That’s Shirley Wilcox pictured in the visual timeline of Neighborhood House’s history at our office on Weller Street.
Shirley Wilcox became the first Black president of Neighborhood House’s Board of Directors in 1954. On this International Women’s Day, we wanted to take a moment to recognize her contributions to Neighborhood House and the Seattle area community.
Ms. Wilcox was born in New Orleans on December 22, 1920 and came to Seattle in 1948. Her first association with Neighborhood House was as a volunteer. She was the Assistant Leader of the Senior Girl Scout Troup. (Fun fact: we used to work closely with the Girl Scouts back then!) In 1949 she joined the Board and served as its President from 1954 to 1957.
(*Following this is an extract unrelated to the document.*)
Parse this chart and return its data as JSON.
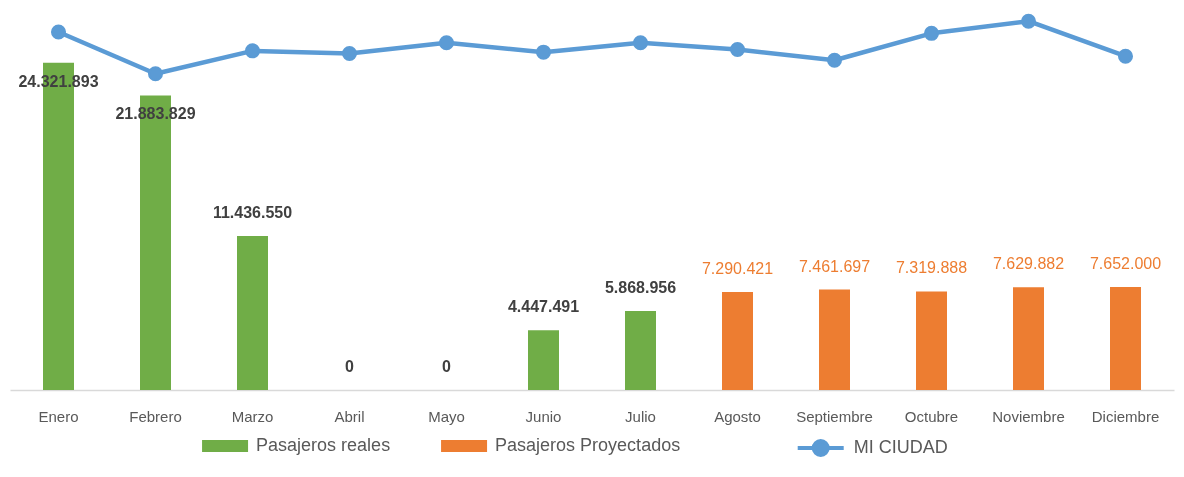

Ms. Wilcox’s tenure included many successes and innovations that moved the agency into its next chapter — she oversaw the creation of new programs, secured a new executive director during a leadership transition, and helped the agency incorporate as an independent social service provider.
Additionally it was during her time as Board President, and with the help of a fellow board member from the Seattle Housing Authority, Neighborhood House committed to partnering with housing authorities by moving its offices to Yesler Terrace in 1956.
This was the beginning of a relationship between human services and a housing authority that was unique it its time, has expanded over the past decades, and continues today.
As we commemorate a milestone anniversary at the agency, we also want to wish Ms. Wilcox a happy (belated) 100th birthday!